The performance measures of Treynor (1965) and Jensen (1968) and the asset-allocation framework of Treynor and Black (1973) assume, in addition to the assumptions leading to the CAPM, that security returns are linearly related to the return on the market index portfolio; i.e., the up and down market betas of a security or managed portfolio are the same. Treynor and Mazuy (1966) make the important observation that the return on the portfolio of a fund manager who successfully forecasts market returns and adjusts market exposure will resemble the return on a call option and will be nonlinearly related to the return on the market with higher beta in up markets. Dybvig and Ingersoll (1982) show that while the CAPM may provide a reasonable framework for valuing major asset classes, and securities whose returns are linearly related to the market return, the CAPM will in general assign the wrong value to payoffs with option-like features. Merton (1981) addresses this issue by developing a framework for assessing the value, at the margin, of a successful market-timing fund manager. Pfleiderer and Bhattacharya (1983) and Admati et al. (1986) provide additional insights by modeling the behavior of a fund manager with access to informative signals. Their analysis shows the rather restrictive nature of the assumptions that are needed to support the dichotomous classification of the abilities of a fund manager into timing and selection.
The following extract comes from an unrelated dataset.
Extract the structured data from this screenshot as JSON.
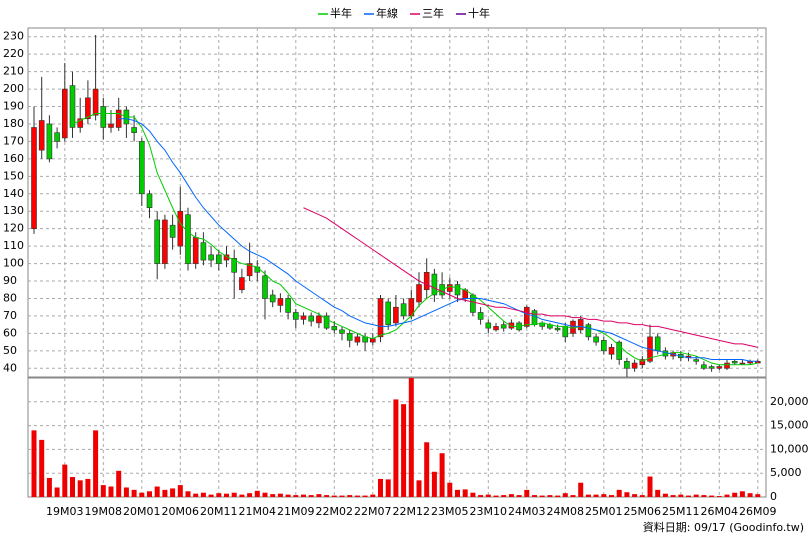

Jagannathan and Korajczyk (1986) and Glosten and Jagannathan (1994) show that, while the timing and selection skills of an active fund manager cannot be disentangled, classifying the skill into two types—selection and market timing (or asset allocation)—facilitates assessing the correct value, at the margin, created by the manager; the combined value of timing and asset selection is the crucial variable of interest, and that can be assessed with reasonable precision. While zero-value strategies that involve taking positions in securities with option-like features or mimicking timing skill through frequent rebalancing can show superior performance in one dimension (timing or selection), that performance will come at the expense of poor performance in the other dimension. Properly disentangling selection and performance even when they are spurious allows the investor to measure the net value added by a fund manager more precisely.
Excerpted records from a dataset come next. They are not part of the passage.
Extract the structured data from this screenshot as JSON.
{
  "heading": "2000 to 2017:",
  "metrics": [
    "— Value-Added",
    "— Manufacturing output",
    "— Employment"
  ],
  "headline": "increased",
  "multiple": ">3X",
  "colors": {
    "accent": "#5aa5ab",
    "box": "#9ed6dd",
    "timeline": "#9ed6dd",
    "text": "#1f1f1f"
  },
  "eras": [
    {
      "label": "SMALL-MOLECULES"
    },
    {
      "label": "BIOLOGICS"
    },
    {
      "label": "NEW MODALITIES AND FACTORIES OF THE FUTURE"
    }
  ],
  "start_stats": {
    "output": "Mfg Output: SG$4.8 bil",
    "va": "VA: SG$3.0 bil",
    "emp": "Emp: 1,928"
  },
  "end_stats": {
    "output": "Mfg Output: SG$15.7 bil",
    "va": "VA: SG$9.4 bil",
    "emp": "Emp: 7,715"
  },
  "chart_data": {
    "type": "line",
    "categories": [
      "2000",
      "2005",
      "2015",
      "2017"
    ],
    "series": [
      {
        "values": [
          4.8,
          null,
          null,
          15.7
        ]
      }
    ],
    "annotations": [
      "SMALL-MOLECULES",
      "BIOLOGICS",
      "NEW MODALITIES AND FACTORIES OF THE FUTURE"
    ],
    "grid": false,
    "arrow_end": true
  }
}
All these performance-evaluation methods assume that security returns have little predictability based on publicly available information. While the literature documenting predictable patterns in stock returns based on publicly available information has become rather large, the practical relevance of the findings is the subject of ongoing debate. In a world where risk premiums can be forecasted with publicly available information, there is a need for performance measures that distinguish between true timing ability and timing through the use of public information. Ferson and Schadt (1996) derive measures that allow us to isolate true skill.